Vivek Kundra seems to have one condition already met for a tech czar's job: he's got a blog.

The 34-year-old CTO for the District of Columbia - who at press time was rumored as a leading candidate for the campaign-promised role of a first federal CTO - seems to match up well with a presidential mandate to create a government that interacts more with the citizenry. Kundra's gained attention for bringing normally arcane and paper-bound government data to the public through online wikis, data feeds, videos and other collaborative tools.

But any CTO (the list of names floated for the post include almost every famous tech executive, including Steve Jobs, Bill Gates, Oracle's Chuck Phillips and Amazon.com chief Jeff Bezos) will be expected to be more than the nation's leading Friendster: he or she will take on a newly created Cabinet post with a mandate to lead an overhaul of the country's technology infrastructure, policy and strategy.

How President Obama and his regulators will take on regulatory reform across financial services is obviously the question of the moment, but foremost with bank technologists is how the new administration will delegate cybersecurity issues.
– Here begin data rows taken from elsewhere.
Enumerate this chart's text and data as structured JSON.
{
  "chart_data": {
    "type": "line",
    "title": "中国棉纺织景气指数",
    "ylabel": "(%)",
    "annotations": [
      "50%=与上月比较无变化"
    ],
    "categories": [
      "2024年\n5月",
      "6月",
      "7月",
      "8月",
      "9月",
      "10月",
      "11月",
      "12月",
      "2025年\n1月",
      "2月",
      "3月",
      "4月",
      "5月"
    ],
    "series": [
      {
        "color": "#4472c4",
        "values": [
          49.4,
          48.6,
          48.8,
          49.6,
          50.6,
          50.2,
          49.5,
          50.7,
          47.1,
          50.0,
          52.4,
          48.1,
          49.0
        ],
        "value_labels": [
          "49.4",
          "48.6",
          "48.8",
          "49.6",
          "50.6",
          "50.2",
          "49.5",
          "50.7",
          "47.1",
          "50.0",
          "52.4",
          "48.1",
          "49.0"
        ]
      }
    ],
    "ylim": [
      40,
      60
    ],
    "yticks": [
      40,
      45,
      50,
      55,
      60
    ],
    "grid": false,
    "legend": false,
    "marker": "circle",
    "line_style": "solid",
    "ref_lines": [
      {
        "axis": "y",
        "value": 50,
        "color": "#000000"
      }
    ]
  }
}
The CTO post might also be a leading force in advancing cross-industry safe-computing and data security standards (which fall disproportionately into banks' laps).

Federal involvement normally has bankers and financial technology vendors sweating bullets, but in this environment, many are optimistic they'll see tangible and actionable outcomes from a tech czar or the office's deputies, says Catherine Allen, a former chairman of BITS and CEO of the Santa Fe Group consultancy. "I think the expectation is it would be more of a down-and-dirty role rather than a regulation role," says Allen.

Take security issues. In December, a report from the non-partisan think tank Center for Strategic and International Studies (CSIS) proposed the creation of a Cabinet-level National Office for Cybersecurity for coordinating federal security initiatives - including government-issued digital identities, modernization of cybercrime laws, and wielding the power of government spending to demand more secure hardware and software - and fostering these goals through public/private cooperation. "Having that NSA model that they're talking about makes sense," says Doug Johnson, general counsel of the American Bankers Association.

Information sharing between the government and the banking industry has already proven its ability to net intelligence on subjects like the resiliency of the financial world against a major cyber attack, and improved assessments of new threats as they arise. Industry cooperatives, such as the financial services group of the Information Sharing and Analysis Centers Council (FS/ISAC), ramped up inter-agency communication on cybersecurity issues between DHS and Treasury in the end stages of the Bush administration.

But there's a healthy debate about whether the CTO should have a separate role from a cybersecurity czar, which could be a part of the White House or the Commerce Department instead of within the tech czar's domain. However, there's standing agreement by most banking industry leaders they'd like to see the federal CTO push shared responsibility for data protection and privacy concerns onto hardware and software vendors. "It seems like financial institutions are always getting stuck with the bill," says Allen.

Expanding outward from the arena of risk, the CTO position could also be a bully pulpit for federal dollar investments in capital markets to create trading and risk management transparency. And perhaps no other area might benefit banks more than a czar-led efforts to finance, research and promote green IT and renewable energy goals that bankers are pushing their own CIOs to achieve.

"I would be reluctant, and most banks would be reluctant, to see mandatory legislation here," says Mark Greene, CEO of Fair Isaac and a former IBM global banking executive. Green IT is proving to be a viable business strategy; a federal tech czar's guidance, Greene adds, "should be sufficient to get banks moving in right direction in and of themselves."